A spectre of instability awaited China as the widening gap between rich and poor reached "dangerous levels of wealth inequality", a report by a Chinese NGO has said ahead of a key meet of the ruling Communist Party to select a new leadership.

The widening gap between rich and poor continues to pose a challenge to stability in China, with the latest figures showing that the Gini coefficient reached 0.438 in 2010, which exceeds UN warning levels, the International Institute for Urban Development said in its report here.

The Gini coefficient, an index measuring the inequality of income with a scale of zero to one (zero being totally equal and one being totally unequal), suggests that a country with a figure higher than 0.4 has dangerous levels of wealth inequality, the State-run Global Times newspaper reported.

According to reports in the Beijing News, the figure went from 0.275 in the 1980s to 0.438 at the end of 2010.

The report said the new index indicated that there have been risks of instability associated with the great achievements of the reform and opening-up policy, such as the increasing gap between the rich and poor and intensifying contradictions between Government officials and the public.

The excerpts of the report, which was carried by the official media here today, came ahead of the 18th Congress of the ruling party which was expect to be held in the next few weeks here.

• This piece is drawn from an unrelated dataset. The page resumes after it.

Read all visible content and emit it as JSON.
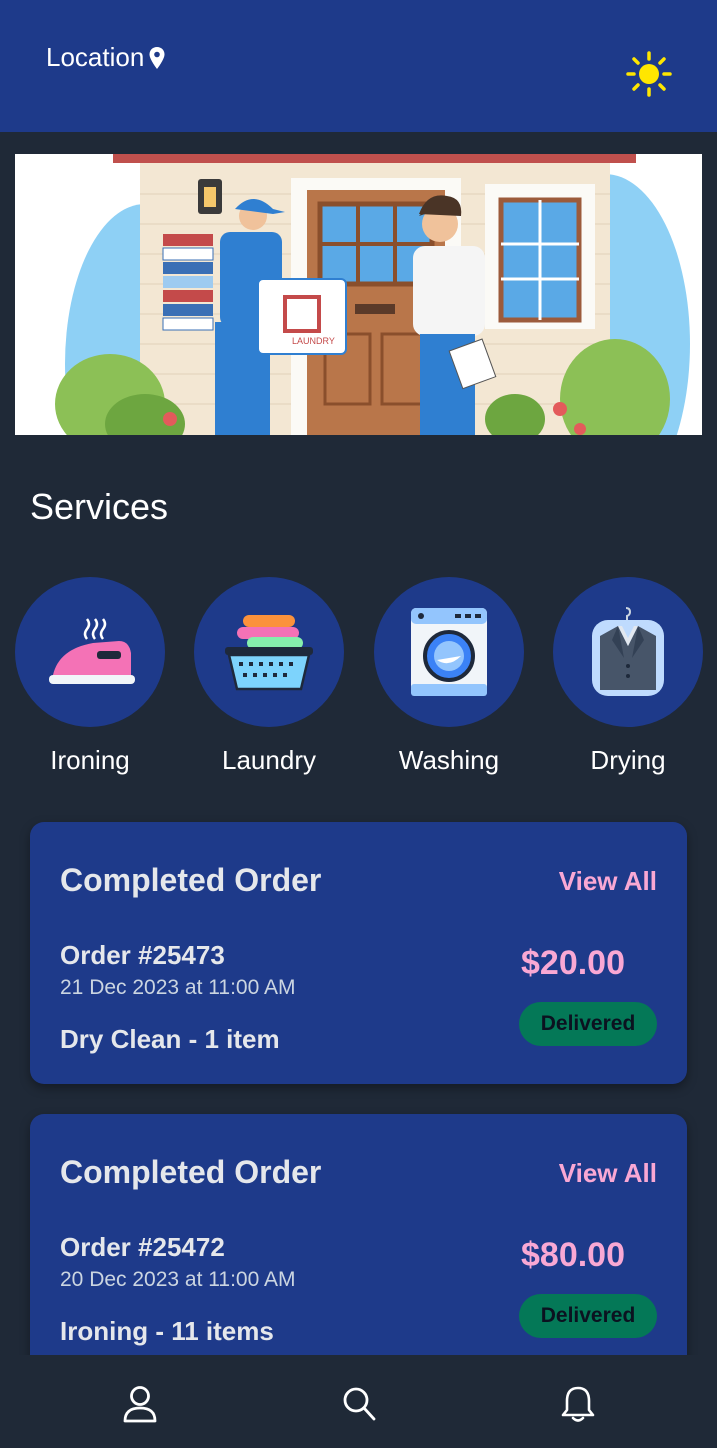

Besides selecting a new leadership replacing the present lot led by President Hu Jintao, it would also debate the new ideological course to be followed for the next five years in the light of the economic slowdown due to a steady fall in exports due to the economic crisis in the EU and the US.

While China has emerged as the second largest economy vigorously pursuing economic reforms in the last three decades abandoning Mao Zedong’s dogmas, concerns are mounting as despite improvements in living standards, many were caught in a low-income trap.

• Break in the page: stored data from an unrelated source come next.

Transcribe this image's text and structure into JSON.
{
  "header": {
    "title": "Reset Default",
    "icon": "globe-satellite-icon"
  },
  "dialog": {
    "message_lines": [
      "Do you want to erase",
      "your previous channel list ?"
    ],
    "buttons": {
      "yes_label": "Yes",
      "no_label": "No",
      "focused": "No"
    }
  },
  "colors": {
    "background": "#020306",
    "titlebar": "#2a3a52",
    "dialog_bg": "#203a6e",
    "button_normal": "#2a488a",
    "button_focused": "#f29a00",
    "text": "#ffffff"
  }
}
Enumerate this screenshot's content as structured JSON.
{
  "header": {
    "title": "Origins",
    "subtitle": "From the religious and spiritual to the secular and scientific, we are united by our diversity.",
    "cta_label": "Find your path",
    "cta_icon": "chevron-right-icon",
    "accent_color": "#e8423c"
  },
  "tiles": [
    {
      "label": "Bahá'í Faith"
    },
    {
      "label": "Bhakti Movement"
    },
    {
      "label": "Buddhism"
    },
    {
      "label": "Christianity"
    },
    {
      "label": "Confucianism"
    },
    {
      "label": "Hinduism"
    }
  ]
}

While reforms helped officials and business people to prosper, a vast number of Chinese were left with meagre monthly wages in a society whose living standards have reached higher brackets.

No official statistics about the wealth gap have been released by the National Bureau of Statistics since 2000.

The bureau offered an explanation for this in a monitoring report in 2011, which said that the Gini index couldn’t be calculated as the incomes of urban and rural residents are calculated separately.

A report released by the China Development Research Foundation in July said the Gini index was 0.45 in 2001 and rose to 0.48 in 2007.